The once and present host of NBC's Tonight Show delivered a one-two punch to the network Monday night - less than subtle hints that they weren't happy with NBC's decision to move Leno from primetime to late night and push O'Brien back past midnight.

"I leave NBC's prime time the way I found it-a total disaster," Leno said.

"I could move to a better business with classier people - like hard-core porn," O'Brien said.

But this afternoon, O'Brien dropped the other shoe - right on NBC's head.

In a letter addressed to "People of Earth," O'Brien - who took over the show just seven months ago after five years as Leno's heir - declared: "I cannot participate in what I honestly believe is [the] destruction of 'The Tonight Show.'"

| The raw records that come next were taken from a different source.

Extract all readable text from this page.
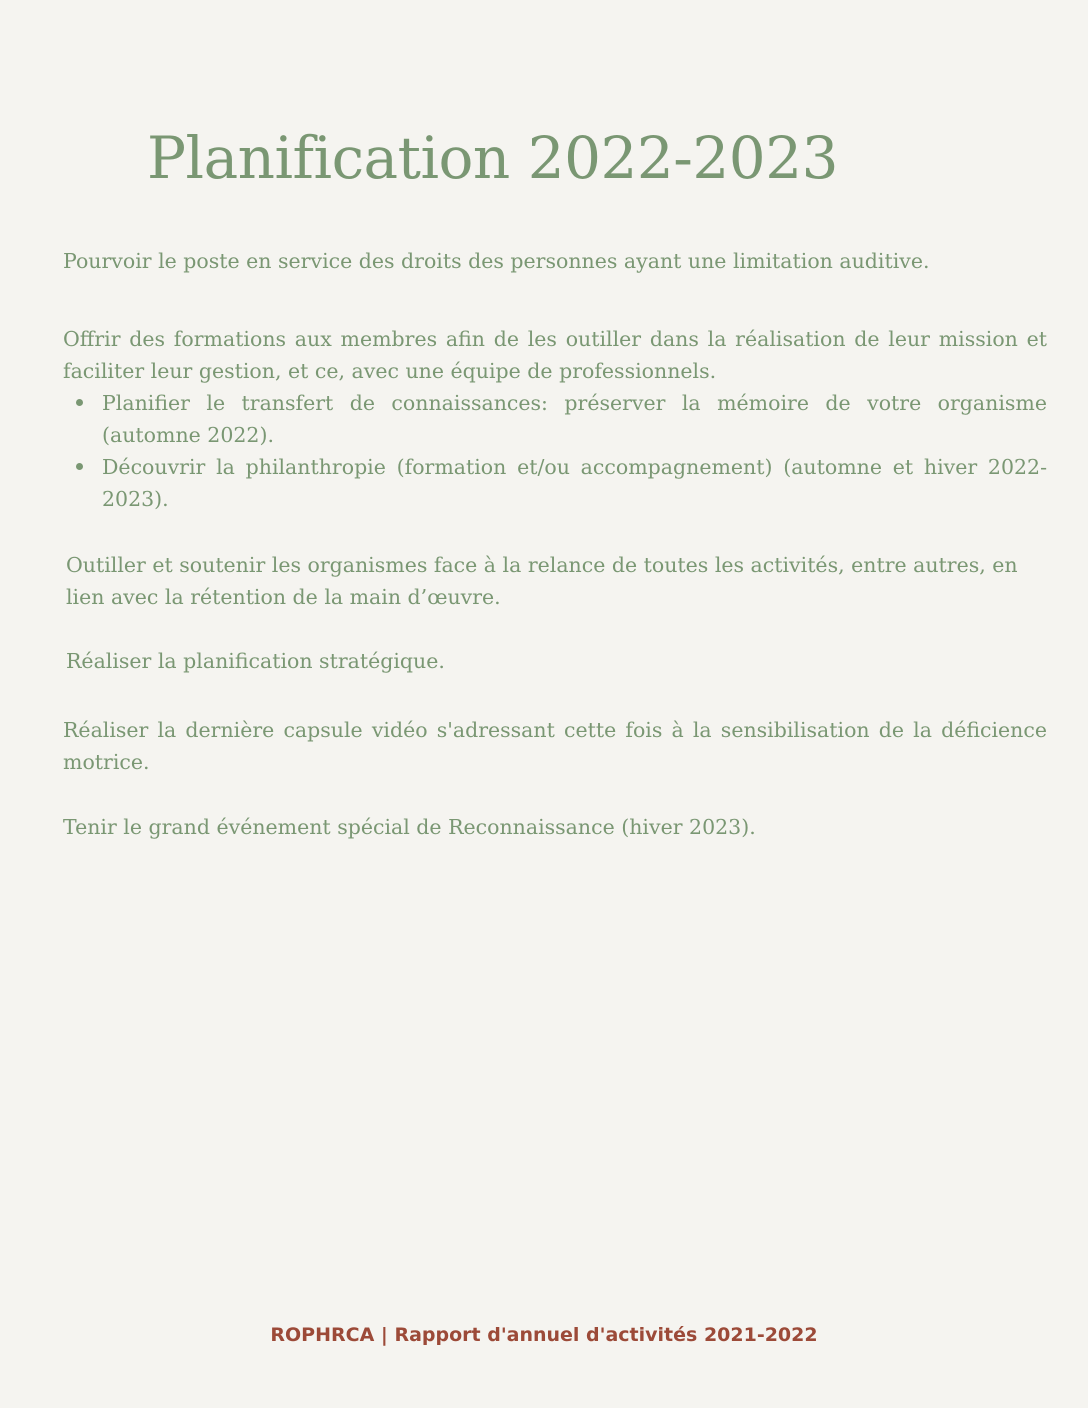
Planification 2022-2023

Pourvoir le poste en service des droits des personnes ayant une limitation auditive.

Offrir des formations aux membres afin de les outiller dans la réalisation de leur mission et faciliter leur gestion, et ce, avec une équipe de professionnels.

Planifier le transfert de connaissances: préserver la mémoire de votre organisme (automne 2022).
Découvrir la philanthropie (formation et/ou accompagnement) (automne et hiver 2022-2023).

Outiller et soutenir les organismes face à la relance de toutes les activités, entre autres, en lien avec la rétention de la main d’œuvre.

Réaliser la planification stratégique.

Réaliser la dernière capsule vidéo s'adressant cette fois à la sensibilisation de la déficience motrice.

Tenir le grand événement spécial de Reconnaissance (hiver 2023).

ROPHRCA | Rapport d'annuel d'activités 2021-2022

He expressed the hope that he and NBC could resolve their differences "and do a show for a company that values our work."

O'Brien's challenge is the latest blow to NBC, reports CBS News' Jeff Greenfield. Mired in fourth place in primetime, they'd moved Jay Leno to 10 p.m. because his show is far cheaper to produce than scripted drama - some $400,000 per episode compared with $1.2 million for "Law and Order." But the sinking ratings for Leno - 5.3 million viewers compared with the 8 million his predecessors drew - dragged down the late-night newscasts of NBC's affiliates, the source of some 40 percent of the station's revenues.

"The affiliates were screaming," said Washington Post media reporter Howard Kurtz.

And the move cost "The Tonight Show" almost half of its audience - pushing the show into second and even third place behind David Letterman and "Nightline." That's a huge financial blow to NBC - and a blow to one of its key traditions.

NBC invented late-night TV in the middle of the last century. And - from Steve Allen to Jack Paar to Johnny Carson to Leno - NBC has dominated the time slot. The cost of this misadventure - Leno to prime time, O'Brien to "Tonight" - has been estimated at some $200 million.

A host of questions surrounds this latest move by the late-night host. Does Conan's contract allow him to walk away from NBC? Would the network owe him millions if he did? Would he find a home on FOX or in late-night syndication? What seems clearer is that if NBC wanted to make a show out of this train wreck, they could just borrow a title from an old reality show: call it "The Fear Factor."